Auch Nicole Barandun, Präsidentin des Stadtzürcher Gewerbeverbands, ortet einen «zu wenig grossen Leidensdruck», was die Engpässe auf der Strasse betrifft. Hinzu gekommen sind Bedenken grundsätzlicher Art, wie sie sagt. So bestünden beispielsweise die nötigen Umschlagplätze am Stadtrand noch gar nicht. Zudem habe eine der Ideen gelautet, jene Transporteure zu bevorzugen, die am Projekt teilnehmen, beispielsweise indem nur diese zu gewissen Zeiten Anlieferungen in der Stadt vornehmen dürften. «Für alle anderen hätte dies einen Wettbewerbsnachteil bedeutet», sagt Barandun, welche der CVP des Kantons Zürich vorsteht. «Dazu wollten wir nicht Hand bieten.»

Ein kleiner Kreis bleibt dran

Auch die Stadt Zürich stellt sich auf den Standpunkt, nicht einfach in den Markt eingreifen und Einzelne begünstigen zu können. Das Gewerbe sei aber wichtig für Zürich, betont das städtische Tiefbauamt. Der Gewerbe- und Güterverkehr sei denn auch Bestandteil des Stadtzürcher Aktionsplans Stadtverkehr 2025. Ziel sei es, die Erreichbarkeit von Güterumschlagflächen zu verbessern und den Einsatz stadtverträglicher Fahrzeuge wie Elektrolastwagen zu fördern. Erfolge kann die Stadt aber noch nicht vorweisen. Man sei daran, Massnahmen zu erarbeiten, so das Tiefbauamt.

Als gescheitert sieht ZHAW-Expertin Helene Schmelzer das Anti-Stau-Projekt trotz allem nicht. Es werde zwar nicht wie geplant fortgeführt, doch es sei eine Umsetzung im kleineren Stil geplant: von Planzer in Zusammenarbeit mit der Stadt Zürich, Veloblitz und der ZHAW. Die von Planzer transportierten Güter sollen in einem noch zu schaffenden Mikro-Hub in Zürich auf kleinere und emissionsfreie Elektrofahrzeuge für die Feinverteilung umgeschlagen werden. Die Stadt Zürich und die KTI müssen diese Idee jedoch noch genehmigen.

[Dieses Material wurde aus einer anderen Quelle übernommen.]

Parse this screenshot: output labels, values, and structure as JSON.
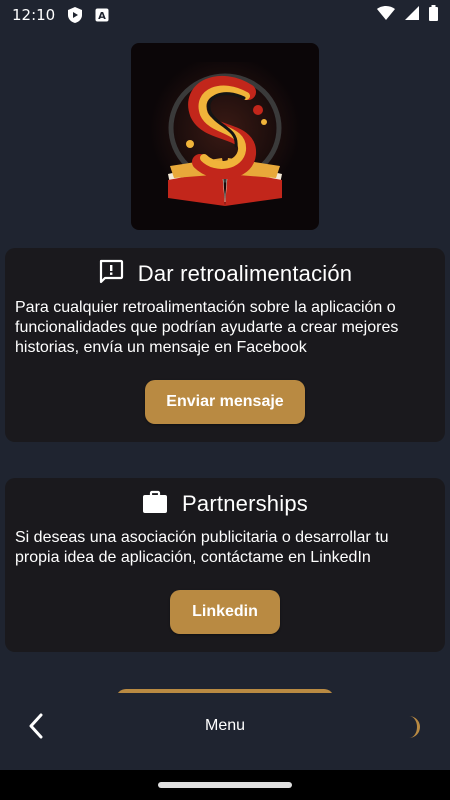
{
  "status_bar": {
    "time": "12:10",
    "icons": [
      "shield-icon",
      "a-box-icon",
      "wifi-icon",
      "signal-icon",
      "battery-icon"
    ]
  },
  "logo": {
    "name": "app-logo-s-book"
  },
  "feedback_card": {
    "icon": "feedback-message-icon",
    "title": "Dar retroalimentación",
    "body": "Para cualquier retroalimentación sobre la aplicación o funcionalidades que podrían ayudarte a crear mejores historias, envía un mensaje en Facebook",
    "button_label": "Enviar mensaje"
  },
  "partnership_card": {
    "icon": "briefcase-icon",
    "title": "Partnerships",
    "body": "Si deseas una asociación publicitaria o desarrollar tu propia idea de aplicación, contáctame en LinkedIn",
    "button_label": "Linkedin"
  },
  "bottom_bar": {
    "back_icon": "chevron-left-icon",
    "menu_label": "Menu",
    "theme_icon": "moon-icon"
  },
  "colors": {
    "background": "#1f2430",
    "card": "#1a191d",
    "accent": "#b98a42",
    "nav": "#000000"
  }
}
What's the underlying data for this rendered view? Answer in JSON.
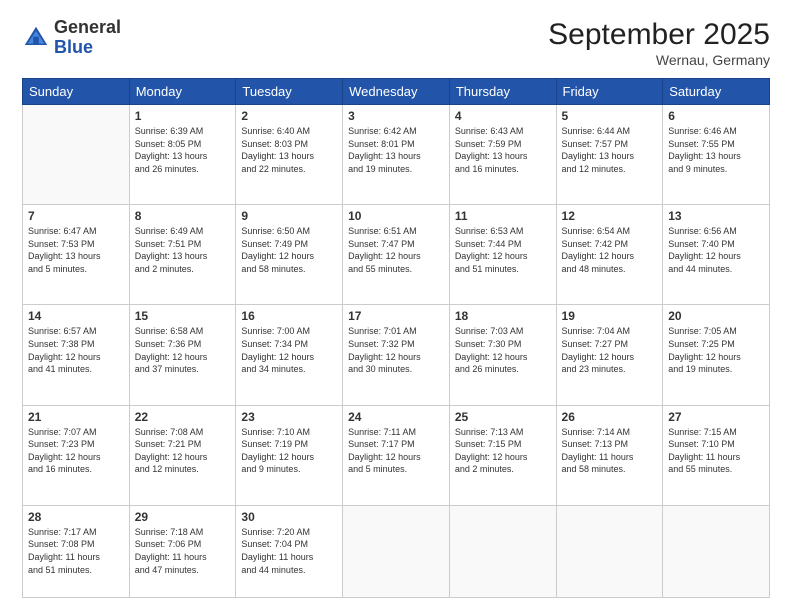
{
  "logo": {
    "general": "General",
    "blue": "Blue"
  },
  "title": "September 2025",
  "location": "Wernau, Germany",
  "headers": [
    "Sunday",
    "Monday",
    "Tuesday",
    "Wednesday",
    "Thursday",
    "Friday",
    "Saturday"
  ],
  "weeks": [
    [
      {
        "day": "",
        "info": ""
      },
      {
        "day": "1",
        "info": "Sunrise: 6:39 AM\nSunset: 8:05 PM\nDaylight: 13 hours\nand 26 minutes."
      },
      {
        "day": "2",
        "info": "Sunrise: 6:40 AM\nSunset: 8:03 PM\nDaylight: 13 hours\nand 22 minutes."
      },
      {
        "day": "3",
        "info": "Sunrise: 6:42 AM\nSunset: 8:01 PM\nDaylight: 13 hours\nand 19 minutes."
      },
      {
        "day": "4",
        "info": "Sunrise: 6:43 AM\nSunset: 7:59 PM\nDaylight: 13 hours\nand 16 minutes."
      },
      {
        "day": "5",
        "info": "Sunrise: 6:44 AM\nSunset: 7:57 PM\nDaylight: 13 hours\nand 12 minutes."
      },
      {
        "day": "6",
        "info": "Sunrise: 6:46 AM\nSunset: 7:55 PM\nDaylight: 13 hours\nand 9 minutes."
      }
    ],
    [
      {
        "day": "7",
        "info": "Sunrise: 6:47 AM\nSunset: 7:53 PM\nDaylight: 13 hours\nand 5 minutes."
      },
      {
        "day": "8",
        "info": "Sunrise: 6:49 AM\nSunset: 7:51 PM\nDaylight: 13 hours\nand 2 minutes."
      },
      {
        "day": "9",
        "info": "Sunrise: 6:50 AM\nSunset: 7:49 PM\nDaylight: 12 hours\nand 58 minutes."
      },
      {
        "day": "10",
        "info": "Sunrise: 6:51 AM\nSunset: 7:47 PM\nDaylight: 12 hours\nand 55 minutes."
      },
      {
        "day": "11",
        "info": "Sunrise: 6:53 AM\nSunset: 7:44 PM\nDaylight: 12 hours\nand 51 minutes."
      },
      {
        "day": "12",
        "info": "Sunrise: 6:54 AM\nSunset: 7:42 PM\nDaylight: 12 hours\nand 48 minutes."
      },
      {
        "day": "13",
        "info": "Sunrise: 6:56 AM\nSunset: 7:40 PM\nDaylight: 12 hours\nand 44 minutes."
      }
    ],
    [
      {
        "day": "14",
        "info": "Sunrise: 6:57 AM\nSunset: 7:38 PM\nDaylight: 12 hours\nand 41 minutes."
      },
      {
        "day": "15",
        "info": "Sunrise: 6:58 AM\nSunset: 7:36 PM\nDaylight: 12 hours\nand 37 minutes."
      },
      {
        "day": "16",
        "info": "Sunrise: 7:00 AM\nSunset: 7:34 PM\nDaylight: 12 hours\nand 34 minutes."
      },
      {
        "day": "17",
        "info": "Sunrise: 7:01 AM\nSunset: 7:32 PM\nDaylight: 12 hours\nand 30 minutes."
      },
      {
        "day": "18",
        "info": "Sunrise: 7:03 AM\nSunset: 7:30 PM\nDaylight: 12 hours\nand 26 minutes."
      },
      {
        "day": "19",
        "info": "Sunrise: 7:04 AM\nSunset: 7:27 PM\nDaylight: 12 hours\nand 23 minutes."
      },
      {
        "day": "20",
        "info": "Sunrise: 7:05 AM\nSunset: 7:25 PM\nDaylight: 12 hours\nand 19 minutes."
      }
    ],
    [
      {
        "day": "21",
        "info": "Sunrise: 7:07 AM\nSunset: 7:23 PM\nDaylight: 12 hours\nand 16 minutes."
      },
      {
        "day": "22",
        "info": "Sunrise: 7:08 AM\nSunset: 7:21 PM\nDaylight: 12 hours\nand 12 minutes."
      },
      {
        "day": "23",
        "info": "Sunrise: 7:10 AM\nSunset: 7:19 PM\nDaylight: 12 hours\nand 9 minutes."
      },
      {
        "day": "24",
        "info": "Sunrise: 7:11 AM\nSunset: 7:17 PM\nDaylight: 12 hours\nand 5 minutes."
      },
      {
        "day": "25",
        "info": "Sunrise: 7:13 AM\nSunset: 7:15 PM\nDaylight: 12 hours\nand 2 minutes."
      },
      {
        "day": "26",
        "info": "Sunrise: 7:14 AM\nSunset: 7:13 PM\nDaylight: 11 hours\nand 58 minutes."
      },
      {
        "day": "27",
        "info": "Sunrise: 7:15 AM\nSunset: 7:10 PM\nDaylight: 11 hours\nand 55 minutes."
      }
    ],
    [
      {
        "day": "28",
        "info": "Sunrise: 7:17 AM\nSunset: 7:08 PM\nDaylight: 11 hours\nand 51 minutes."
      },
      {
        "day": "29",
        "info": "Sunrise: 7:18 AM\nSunset: 7:06 PM\nDaylight: 11 hours\nand 47 minutes."
      },
      {
        "day": "30",
        "info": "Sunrise: 7:20 AM\nSunset: 7:04 PM\nDaylight: 11 hours\nand 44 minutes."
      },
      {
        "day": "",
        "info": ""
      },
      {
        "day": "",
        "info": ""
      },
      {
        "day": "",
        "info": ""
      },
      {
        "day": "",
        "info": ""
      }
    ]
  ]
}
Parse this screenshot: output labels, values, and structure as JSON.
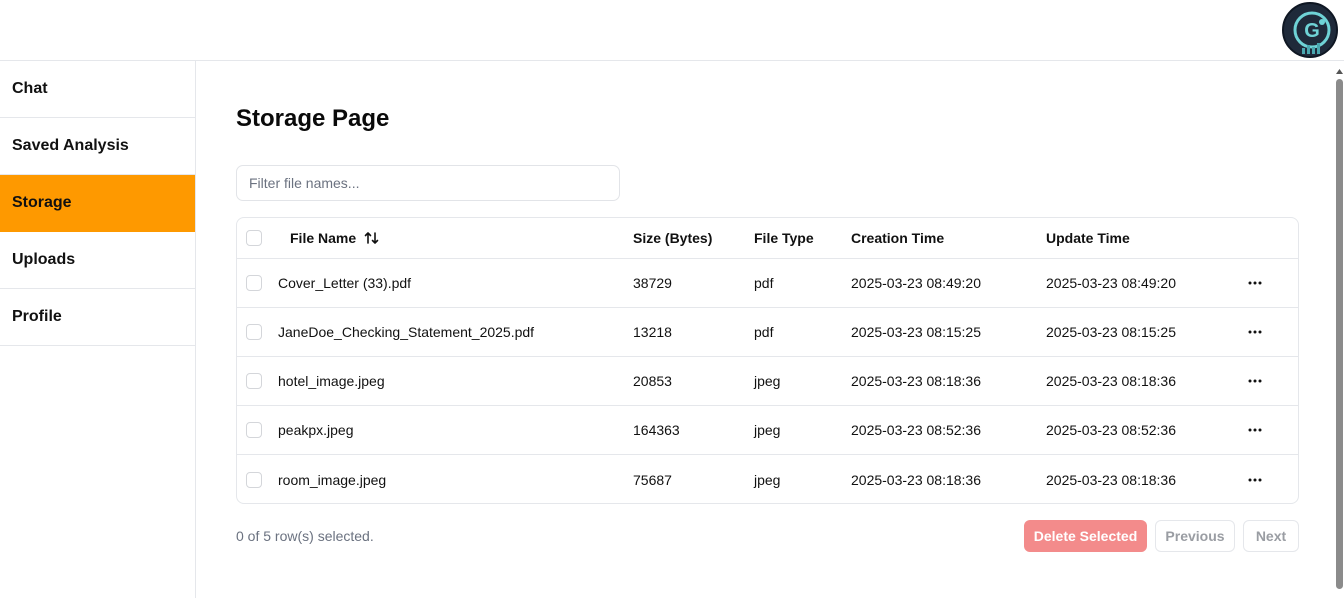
{
  "sidebar": {
    "items": [
      {
        "label": "Chat"
      },
      {
        "label": "Saved Analysis"
      },
      {
        "label": "Storage"
      },
      {
        "label": "Uploads"
      },
      {
        "label": "Profile"
      }
    ],
    "active": "Storage"
  },
  "page": {
    "title": "Storage Page"
  },
  "filter": {
    "placeholder": "Filter file names...",
    "value": ""
  },
  "table": {
    "headers": {
      "name": "File Name",
      "size": "Size (Bytes)",
      "type": "File Type",
      "created": "Creation Time",
      "updated": "Update Time"
    },
    "rows": [
      {
        "name": "Cover_Letter (33).pdf",
        "size": "38729",
        "type": "pdf",
        "created": "2025-03-23 08:49:20",
        "updated": "2025-03-23 08:49:20"
      },
      {
        "name": "JaneDoe_Checking_Statement_2025.pdf",
        "size": "13218",
        "type": "pdf",
        "created": "2025-03-23 08:15:25",
        "updated": "2025-03-23 08:15:25"
      },
      {
        "name": "hotel_image.jpeg",
        "size": "20853",
        "type": "jpeg",
        "created": "2025-03-23 08:18:36",
        "updated": "2025-03-23 08:18:36"
      },
      {
        "name": "peakpx.jpeg",
        "size": "164363",
        "type": "jpeg",
        "created": "2025-03-23 08:52:36",
        "updated": "2025-03-23 08:52:36"
      },
      {
        "name": "room_image.jpeg",
        "size": "75687",
        "type": "jpeg",
        "created": "2025-03-23 08:18:36",
        "updated": "2025-03-23 08:18:36"
      }
    ]
  },
  "footer": {
    "status": "0 of 5 row(s) selected.",
    "delete_label": "Delete Selected",
    "previous_label": "Previous",
    "next_label": "Next"
  },
  "colors": {
    "active_sidebar": "#fe9900",
    "delete_button": "#f38b8b"
  },
  "icons": {
    "avatar": "g-logo-avatar-icon",
    "sort": "sort-arrows-icon",
    "row_menu": "ellipsis-icon"
  }
}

Die Erfahrungen aus den letzten eineinhalb Jahren sollen zudem unter anderem ins Projekt Cargo sous Terrain fliessen, das Ende Januar der Öffentlichkeit präsentiert worden ist. Die Wirtschaft will eine unterirdische Güterbahn bauen. Von Genf bis St. Gallen sollen Paletten und Pakete künftig unterirdisch transportiert werden – durch einen Tunnel ausschliesslich für Güter. An Hubs soll die Ware angeliefert, verladen und abtransportiert werden. Die Frage der Feinverteilung, so Schmelzer, stelle sich also auch bei diesem Projekt. Das Vorhaben steht jedoch erst ganz am Anfang. Ob es je realisiert wird, ist ungewiss.